澳洲幸运5官方开奖结果体彩网

Net Foreign Assets (NFA) Meaning & Creditor/Debtor Status

Definition
Net foreign assets (NFA) measure the difference between a country's external assets and liabilities, indicating whether it is a net creditor or debtor nation.

What Are Net Foreign Assets (NFA)?

Net foreign assets (NFA) determine whether a country is a creditor or debtor nation by measuring the difference in its external assets and liabilities. NFA refer to the value of overseas assets owned by a nation, minus the value of its domestic assets that are owned by foreigners, adjusted for changes in valuation and 澳洲幸运5官方开奖结果体彩网:exchange rates.

A nation's NFA position is also defined as the cumulative change in its 澳洲幸运5官方开奖结果体彩网:current account, which is the sum of the 澳洲幸运5官方开奖结果体彩网:balance of trade, net income over time, and net current transf🍒ers ove⛎r time.

Key Takeaways

  • Net foreign assets (NFA) determine whether a country is a creditor or debtor nation by measuring the difference in its external assets and liabilities.
  • A nation's NFA position is also defined as the cumulative change in its current account, which is the sum of the balance of trade, net income over time, and net current transfers over time.
  • The NFA metric can be impacted by valuation and exchange rate changes.

Understanding Net Foreign Assets (NFA)

The NFA position indicates whether the nation is a net creditor or debtor to the rest of the world. A positive NFA balance means that it is a net lender, while a negative NFA balance shows that it is a 澳洲幸运5官方开奖结果体彩网:net borrower.

An alternative definition of “net foreign assets” from 澳洲幸运5官方开奖结果体彩网:the World Bank is that it is the sum of foreign assets held by monetary authorities and deposit money banks, less their foreign 澳洲幸运5官方开奖结果体彩网:liabilities.

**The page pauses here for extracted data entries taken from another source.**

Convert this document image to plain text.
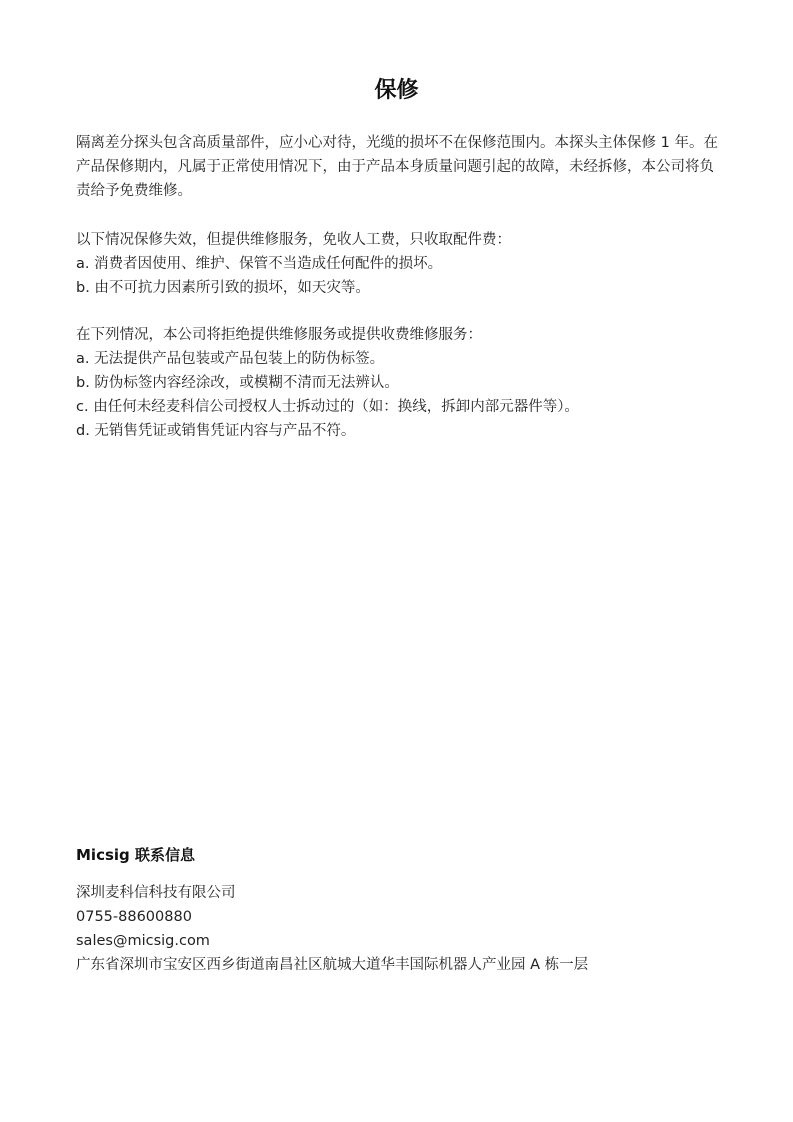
保修

隔离差分探头包含高质量部件，应小心对待，光缆的损坏不在保修范围内。本探头主体保修 1 年。在产品保修期内，凡属于正常使用情况下，由于产品本身质量问题引起的故障，未经拆修，本公司将负责给予免费维修。

以下情况保修失效，但提供维修服务，免收人工费，只收取配件费：

a. 消费者因使用、维护、保管不当造成任何配件的损坏。

b. 由不可抗力因素所引致的损坏，如天灾等。

在下列情况，本公司将拒绝提供维修服务或提供收费维修服务：

a. 无法提供产品包装或产品包装上的防伪标签。

b. 防伪标签内容经涂改，或模糊不清而无法辨认。

c. 由任何未经麦科信公司授权人士拆动过的（如：换线，拆卸内部元器件等）。

d. 无销售凭证或销售凭证内容与产品不符。

Micsig 联系信息

深圳麦科信科技有限公司

0755-88600880

sales@micsig.com

广东省深圳市宝安区西乡街道南昌社区航城大道华丰国际机器人产业园 A 栋一层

Relating a nation’s NFA position to a cumulative change in its current account is conceptually easy to understand since an e💛ntity’s debt position at any point in time is the su💃m total of its past borrowing and lending activity. If an entity’s borrowings total $500, but it has loaned out $1,500, it is a net creditor in the amount of $1,000.

Likewise, if a nation runs a 澳洲幸运5官方开奖结果体彩网:current account deficit of, say, $10 billion, it has to borrow that amount from foreign sources to finance the 澳洲幸运5官方开奖结果体彩网:shortfall. In this case, borrowing $10 billion would incr𝓰ease its foreign liability and reduce its NFA position by that amount.

Valuations and Exchange Rates Effect on🌼 Net Foreign Assets (NFA)

In addition to the current account position, 澳洲幸运5官方开奖结果体彩网:valuation and exchange rate changes should be taken into account to get a true picture of the NFA position. For example, foreign governments hold trillions of dollars in U.S. 澳洲幸运5官方开奖结果体彩网:government bonds. If interest r✃ates rise and U.S. government bonds decline ꦉin price, this would have the effect of reducing the overall value of these nation's U.S. government bond holdings, and their NFA, too.

Exchange rate fluctuations can also have a significant effect on the NFA position. Appreciation of a nation’s currency against that of other nations will decrease the value of both foreign currency-denominated assets and liabilities, while depreciation will increase the value of these overseas assets and liabilities. Thus, if the nation is a net debtor, 澳洲幸运5官方开奖结果体彩网:currency depreciation will increase its foreign currency debt burden.

The NFA position itself can drive changes in exchange rates since chronic current account deficits can prove unsustainable over time. Currencies of nations with a significantly negative NFA position and growing current account deficits can come under attack from currency 澳洲幸运5官方开奖结果体彩网:speculators, who may seek to drive it lower.